Au demeurant, ce matin-là, — et plus d’un, croyons-nous, à la lecture de ces lignes, s’en souviendra, — il faisait à Paris un temps particulier, le plus propre du monde à favoriser les rétrospections. L’atmosphère, seulement tiède, pesait un peu. Il y avait de la brume, insaisissablement, et une touffeur vous oppressait par instants. L’espace, comme poudré, revêtait un ton gris, parfois mauve. C’était quelque chose d’assez « clos ». Les rues n’avaient pas l’air d’être à l’extérieur. Le dehors semblait dedans. La rue de Rivoli pouvait se croire sous une vitrine de musée, comme le boulevard du Temple au Carnavalet. Mais, de temps en temps, à l’improviste, un soleil blême perçait la grisaille, la mousseline impondérable, et ce soleil blanc était à la fois si spectral et si ravissant qu’on l’aurait pris volontiers pour un soleil contemporain de la conquête de l’Algérie, celui de Constantine ou celui d’Isly, un soleil historique, tiré, pour la circonstance, d’une armoire des Invalides.

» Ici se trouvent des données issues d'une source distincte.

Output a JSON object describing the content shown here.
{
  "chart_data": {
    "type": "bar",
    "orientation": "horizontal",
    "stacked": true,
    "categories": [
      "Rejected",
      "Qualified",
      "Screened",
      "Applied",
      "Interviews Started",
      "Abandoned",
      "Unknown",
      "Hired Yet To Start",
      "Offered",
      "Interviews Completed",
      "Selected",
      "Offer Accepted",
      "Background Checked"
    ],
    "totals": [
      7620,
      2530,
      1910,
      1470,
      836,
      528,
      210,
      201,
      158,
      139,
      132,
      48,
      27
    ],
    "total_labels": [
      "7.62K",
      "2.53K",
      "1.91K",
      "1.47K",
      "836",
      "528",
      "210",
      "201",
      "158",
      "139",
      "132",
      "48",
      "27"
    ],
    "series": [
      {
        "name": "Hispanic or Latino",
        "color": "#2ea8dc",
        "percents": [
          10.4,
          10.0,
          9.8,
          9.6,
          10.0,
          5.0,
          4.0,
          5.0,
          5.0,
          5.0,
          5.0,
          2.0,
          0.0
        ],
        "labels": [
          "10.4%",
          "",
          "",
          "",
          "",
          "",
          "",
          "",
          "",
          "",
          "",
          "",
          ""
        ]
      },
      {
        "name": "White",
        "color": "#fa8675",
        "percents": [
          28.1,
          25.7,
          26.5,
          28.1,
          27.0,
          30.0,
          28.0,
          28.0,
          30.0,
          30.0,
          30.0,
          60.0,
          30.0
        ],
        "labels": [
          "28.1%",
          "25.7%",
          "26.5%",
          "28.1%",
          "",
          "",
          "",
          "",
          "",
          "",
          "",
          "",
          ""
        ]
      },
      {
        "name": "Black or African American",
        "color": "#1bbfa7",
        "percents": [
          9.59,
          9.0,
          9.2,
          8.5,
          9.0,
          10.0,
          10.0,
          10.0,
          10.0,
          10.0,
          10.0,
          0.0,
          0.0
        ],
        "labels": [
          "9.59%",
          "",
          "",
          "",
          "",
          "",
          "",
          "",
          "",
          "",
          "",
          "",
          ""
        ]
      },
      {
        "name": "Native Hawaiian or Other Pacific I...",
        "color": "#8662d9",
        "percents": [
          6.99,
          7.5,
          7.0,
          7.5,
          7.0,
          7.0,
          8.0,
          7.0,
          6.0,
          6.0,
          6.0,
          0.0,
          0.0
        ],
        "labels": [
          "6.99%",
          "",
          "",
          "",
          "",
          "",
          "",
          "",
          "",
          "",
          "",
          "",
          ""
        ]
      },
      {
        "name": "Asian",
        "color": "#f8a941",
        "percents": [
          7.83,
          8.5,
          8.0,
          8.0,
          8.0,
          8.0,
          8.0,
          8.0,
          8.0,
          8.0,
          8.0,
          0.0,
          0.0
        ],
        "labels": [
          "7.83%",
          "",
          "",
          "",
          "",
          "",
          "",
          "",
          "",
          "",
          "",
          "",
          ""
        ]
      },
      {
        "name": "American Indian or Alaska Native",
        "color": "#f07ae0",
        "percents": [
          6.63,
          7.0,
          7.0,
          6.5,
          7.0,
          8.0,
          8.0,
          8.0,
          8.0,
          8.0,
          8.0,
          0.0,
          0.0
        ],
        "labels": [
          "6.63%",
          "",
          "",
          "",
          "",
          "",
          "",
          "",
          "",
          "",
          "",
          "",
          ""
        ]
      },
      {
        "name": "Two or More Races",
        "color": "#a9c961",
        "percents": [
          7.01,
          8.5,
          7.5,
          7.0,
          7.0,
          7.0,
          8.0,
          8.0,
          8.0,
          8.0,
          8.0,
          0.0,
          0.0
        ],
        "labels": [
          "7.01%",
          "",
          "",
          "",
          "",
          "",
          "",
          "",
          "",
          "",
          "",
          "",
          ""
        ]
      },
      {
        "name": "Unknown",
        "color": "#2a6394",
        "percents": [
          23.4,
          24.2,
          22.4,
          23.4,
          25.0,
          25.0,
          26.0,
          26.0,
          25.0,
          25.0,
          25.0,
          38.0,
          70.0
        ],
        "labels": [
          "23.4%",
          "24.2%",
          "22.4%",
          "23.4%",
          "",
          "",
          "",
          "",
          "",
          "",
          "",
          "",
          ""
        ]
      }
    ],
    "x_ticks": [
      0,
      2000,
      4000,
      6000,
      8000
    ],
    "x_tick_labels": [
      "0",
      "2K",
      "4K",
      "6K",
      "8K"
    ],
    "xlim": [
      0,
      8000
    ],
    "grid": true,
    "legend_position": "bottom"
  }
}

L’on se mit au balcon, et les hommes y vinrent aussi. L’affluence était grande et grandissait sans trêve. Aux façades, abondamment garnies de drapeaux bleu-blanc-rouge, un public très nombreux se tenait avec sagesse, beaucoup plus froid, plus averti et blasé que celui de 1835, auquel Charles ne pouvait s’empêcher de le comparer. Les trottoirs foisonnaient d’une multitude dont la densité s’accroissait continûment. La circulation des voitures était interrompue.

Quelle différence avec la revue royale dont la luminite avait restitué la physionomie ! Aujourd’hui, quelle tranquillité et quelle discipline civile et militaire ! Mais aussi, combien les visages exprimaient moins d’ardeur et plus de fatalisme !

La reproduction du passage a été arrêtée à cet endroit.